| dc.description.abstract | Load-bearing cold-formed steel (CFS) wall systems are commonly constructed with CFS C-shape studs with one or two layers of fire-rated sheathing attached to both sides. In practice, perforations are placed in stud webs to accommodate the passage of utilities or installation of intermediate braces. These walls may fail by local buckling at the web perforations, combined with studs bending towards the furnace, as demonstrated by several full-scale fire tests. Current understanding of fire performance of such walls with web-perforated studs remains relatively limited, and the effect of web perforations on the fire resistance have not yet been accounted for in current design methods.
Finite element analysis (FEA) using the software ABAQUS, an alternative to full-scale fire tests, was employed to investigate the heat transfer and structural responses of CFS walls. Three-dimensional heat transfer models were developed and validated with full-scale fire tests. Parametric studies demonstrate that for insulated CFS walls, web perforations induce a larger temperature gradient in perforated cross sections than in the solid ones along the stud length; however, for non-insulated CFS walls, the effect of web perforations on the temperature distributions in stud cross sections is negligible.
Sequentially uncoupled 3D FE thermal-stress models were developed to evaluate the fire performance of load-bearing CFS walls with web-perforated studs. These walls were partially insulated, sheathed by double layers of MgO board or Type C gypsum board, and by mixed Type X and MgO board. Unlike in previous studies, temperature distributions incorporated into the structural model were obtained from heat transfer analysis so as to include the difference in temperature distributions caused by web perforations. Three models were developed: (1) a CFS wall stud model, as in previous studies. The predicted failure time is acceptable when compared with that of full-scale fire testing. (2) a CFS wall frame model. Stiffness and force interactions among the CFS wall studs were considered. The middle few studs of the wall frame may bear higher loads than that applied to a single stud, demonstrating that the single stud model may overestimate fire resistance. Thus, the stiffness and force interactions should be considered in the FEA to achieve better accuracy. (3) a CFS wall system model. Sheathing, attached to CFS wall framing, may enhance the load carrying capacity of walls. Such an increase in load carrying capacity is permitted and can be evaluated in the design of CFS walls at ambient temperature. However, the effect of using sheathing to brace to wall studs has not been investigated at elevated temperature. Modelling sheathing using shell element, in addition to the CFS wall frame, provides more realistic prediction of the structural response of full-scale fire tests than the above-mentioned two models.
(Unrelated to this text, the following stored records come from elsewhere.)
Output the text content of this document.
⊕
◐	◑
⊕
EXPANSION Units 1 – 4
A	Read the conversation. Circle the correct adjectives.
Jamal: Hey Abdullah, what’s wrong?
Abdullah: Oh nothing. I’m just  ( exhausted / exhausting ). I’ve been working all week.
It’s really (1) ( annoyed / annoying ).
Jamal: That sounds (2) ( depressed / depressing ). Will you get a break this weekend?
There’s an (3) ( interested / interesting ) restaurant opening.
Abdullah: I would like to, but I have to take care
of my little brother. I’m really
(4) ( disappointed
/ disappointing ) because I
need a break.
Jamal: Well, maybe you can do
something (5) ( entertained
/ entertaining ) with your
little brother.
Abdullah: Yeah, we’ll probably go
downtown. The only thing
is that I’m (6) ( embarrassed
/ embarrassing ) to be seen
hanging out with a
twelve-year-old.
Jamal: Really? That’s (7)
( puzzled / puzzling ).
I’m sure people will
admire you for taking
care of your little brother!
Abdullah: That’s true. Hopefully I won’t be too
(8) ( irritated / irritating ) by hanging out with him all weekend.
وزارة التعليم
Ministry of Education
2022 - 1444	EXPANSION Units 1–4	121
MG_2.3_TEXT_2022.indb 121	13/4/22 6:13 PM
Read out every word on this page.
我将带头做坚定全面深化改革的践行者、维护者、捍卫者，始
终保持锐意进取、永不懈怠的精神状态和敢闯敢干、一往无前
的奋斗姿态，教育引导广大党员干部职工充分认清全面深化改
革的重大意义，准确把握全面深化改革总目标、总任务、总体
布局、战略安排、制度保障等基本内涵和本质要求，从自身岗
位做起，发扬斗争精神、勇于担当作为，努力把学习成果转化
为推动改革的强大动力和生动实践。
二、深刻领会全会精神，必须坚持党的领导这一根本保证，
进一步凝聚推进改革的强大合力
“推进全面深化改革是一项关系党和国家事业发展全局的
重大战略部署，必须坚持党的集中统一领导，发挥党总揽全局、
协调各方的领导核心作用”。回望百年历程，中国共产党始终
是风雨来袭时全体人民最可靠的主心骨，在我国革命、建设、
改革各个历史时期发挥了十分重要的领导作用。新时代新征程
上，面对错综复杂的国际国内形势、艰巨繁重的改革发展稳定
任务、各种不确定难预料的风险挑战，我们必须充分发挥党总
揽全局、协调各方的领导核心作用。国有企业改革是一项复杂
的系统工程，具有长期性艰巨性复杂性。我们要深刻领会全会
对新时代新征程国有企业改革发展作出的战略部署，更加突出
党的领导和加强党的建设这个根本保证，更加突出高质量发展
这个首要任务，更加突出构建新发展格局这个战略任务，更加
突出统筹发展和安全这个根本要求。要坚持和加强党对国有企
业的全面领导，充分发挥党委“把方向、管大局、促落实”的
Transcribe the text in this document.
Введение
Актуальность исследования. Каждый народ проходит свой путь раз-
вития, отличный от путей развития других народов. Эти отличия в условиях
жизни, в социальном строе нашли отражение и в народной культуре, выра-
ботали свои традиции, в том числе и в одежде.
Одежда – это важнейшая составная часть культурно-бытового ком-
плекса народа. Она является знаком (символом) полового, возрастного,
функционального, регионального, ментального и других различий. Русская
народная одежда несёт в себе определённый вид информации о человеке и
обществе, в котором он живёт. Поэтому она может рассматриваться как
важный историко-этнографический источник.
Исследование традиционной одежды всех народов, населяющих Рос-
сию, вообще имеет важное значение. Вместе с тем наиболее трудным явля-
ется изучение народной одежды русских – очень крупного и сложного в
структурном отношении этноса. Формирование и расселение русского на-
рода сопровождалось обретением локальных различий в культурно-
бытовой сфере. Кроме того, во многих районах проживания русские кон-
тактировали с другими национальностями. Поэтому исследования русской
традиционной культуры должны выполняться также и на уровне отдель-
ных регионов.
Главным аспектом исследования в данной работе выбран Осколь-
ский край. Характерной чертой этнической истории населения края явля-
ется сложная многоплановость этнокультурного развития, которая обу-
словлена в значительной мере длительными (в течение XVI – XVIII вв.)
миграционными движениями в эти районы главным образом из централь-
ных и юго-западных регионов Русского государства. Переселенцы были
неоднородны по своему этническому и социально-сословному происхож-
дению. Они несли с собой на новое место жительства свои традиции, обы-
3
A simplified design method is extended for CFS web-perforated studs in walls, subjected to standard fire, based on effective width method as stated in the North American Specification for the Design of Cold-Formed Steel Structural Members (AISI S100). CFS wall studs are subjected to combined compression and bending due to neutral axis shift, thermal bowing and their magnification effects. A plate buckling coefficient, accounting for the web perforation length and width, is introduced to characterize the nominal axial strength. The effect of web perforations on the nominal flexural bending is ignored, as is consistent with AISI S100 (2012) at room temperature and parametric study results at elevated temperature. The limit of web perforation length is extended from the 114 mm, specified in AISI S100 at room temperature, to 130 mm at both room and elevated temperatures. The accuracy of the proposed design equations is acceptable when considering the complexity of the problem being dealt with and the simplicity of the calculation. | en |